Summary
- The concepts of type, type system, and type errors
- Static vs dynamic typing
- Strong vs weak typing
- Implementing dynamic typing with tagged pairs
What is a “Type”?
You have all been writing code with types for years now, and in this semester we have also been writing compilers and interpreters that deal with types and type checking. But what does that actually mean?
At the hardware level, you know that all data in the computer is just bits and bytes. The concept of types was introduced very early in the history of programming languages, to help the programmer keep track of the semantic meaning of these bits and bytes.

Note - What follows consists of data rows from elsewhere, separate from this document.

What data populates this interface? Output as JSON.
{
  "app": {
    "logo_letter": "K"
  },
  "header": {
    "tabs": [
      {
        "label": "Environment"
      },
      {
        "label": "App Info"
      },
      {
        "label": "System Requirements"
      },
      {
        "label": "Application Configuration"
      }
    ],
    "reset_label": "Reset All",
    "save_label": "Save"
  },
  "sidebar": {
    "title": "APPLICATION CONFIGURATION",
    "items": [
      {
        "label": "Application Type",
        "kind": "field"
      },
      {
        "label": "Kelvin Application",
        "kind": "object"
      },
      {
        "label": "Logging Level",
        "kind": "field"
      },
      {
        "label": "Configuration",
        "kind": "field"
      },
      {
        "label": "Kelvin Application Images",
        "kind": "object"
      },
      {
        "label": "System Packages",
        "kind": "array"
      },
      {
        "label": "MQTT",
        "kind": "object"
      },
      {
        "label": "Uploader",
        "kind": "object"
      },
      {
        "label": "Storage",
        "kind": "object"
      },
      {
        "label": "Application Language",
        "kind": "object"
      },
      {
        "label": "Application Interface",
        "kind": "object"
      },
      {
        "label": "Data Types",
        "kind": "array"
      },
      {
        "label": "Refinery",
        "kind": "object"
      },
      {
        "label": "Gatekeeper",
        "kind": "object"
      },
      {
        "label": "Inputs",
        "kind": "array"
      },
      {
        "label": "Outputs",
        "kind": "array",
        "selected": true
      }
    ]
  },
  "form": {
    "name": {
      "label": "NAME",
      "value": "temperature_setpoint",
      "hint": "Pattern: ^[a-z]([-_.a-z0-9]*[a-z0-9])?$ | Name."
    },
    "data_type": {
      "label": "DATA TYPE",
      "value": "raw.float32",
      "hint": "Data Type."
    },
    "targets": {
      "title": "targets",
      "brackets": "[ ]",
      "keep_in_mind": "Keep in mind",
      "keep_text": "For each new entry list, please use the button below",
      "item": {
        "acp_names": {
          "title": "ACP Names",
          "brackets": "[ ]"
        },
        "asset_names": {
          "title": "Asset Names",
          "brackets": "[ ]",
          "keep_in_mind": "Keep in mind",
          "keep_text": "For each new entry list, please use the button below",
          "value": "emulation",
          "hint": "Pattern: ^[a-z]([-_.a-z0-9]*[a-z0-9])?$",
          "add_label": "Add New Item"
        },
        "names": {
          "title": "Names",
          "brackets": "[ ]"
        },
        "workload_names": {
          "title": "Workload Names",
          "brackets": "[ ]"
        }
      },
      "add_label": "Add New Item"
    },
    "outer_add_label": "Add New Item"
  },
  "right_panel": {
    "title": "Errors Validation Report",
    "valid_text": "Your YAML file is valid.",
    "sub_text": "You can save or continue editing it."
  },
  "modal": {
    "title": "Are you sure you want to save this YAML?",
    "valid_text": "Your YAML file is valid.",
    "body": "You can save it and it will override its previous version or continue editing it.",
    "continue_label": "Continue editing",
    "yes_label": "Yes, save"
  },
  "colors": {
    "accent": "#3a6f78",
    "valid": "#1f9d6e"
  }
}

At its core, a type is a label that defines a set of values
(e.g., int represents {…, -1, 0, 1, …}) and some
operations allowed on those values (e.g., +, -, *).
A language’s type system is the set of rules that assigns types to variables and expressions. Its primary goal is to identify type errors – trying to perform an operation on a value it doesn’t support (e.g., "hello" / 5).
The central question is: When and how are these rules checked?
Static vs. Dynamic Typing: The Great Divide
This is the most fundamental distinction in type systems. It’s all about when type checking occurs.
Static Typing
Type checking is performed on the AST directly, prior to execution. This most commonly happens in compiled language, where we can perform type checks at compile-time, before the code is ever run, but it’s important to say that interpreted languages can also technically perform static type checking.
- Each expression node in the AST is annotated with the type that that expression returns.
- Variable names are bound to types, and these types cannot change.
- Function signatures (parameter types and return type) are also determined prior to execution, and checked against actual argument types.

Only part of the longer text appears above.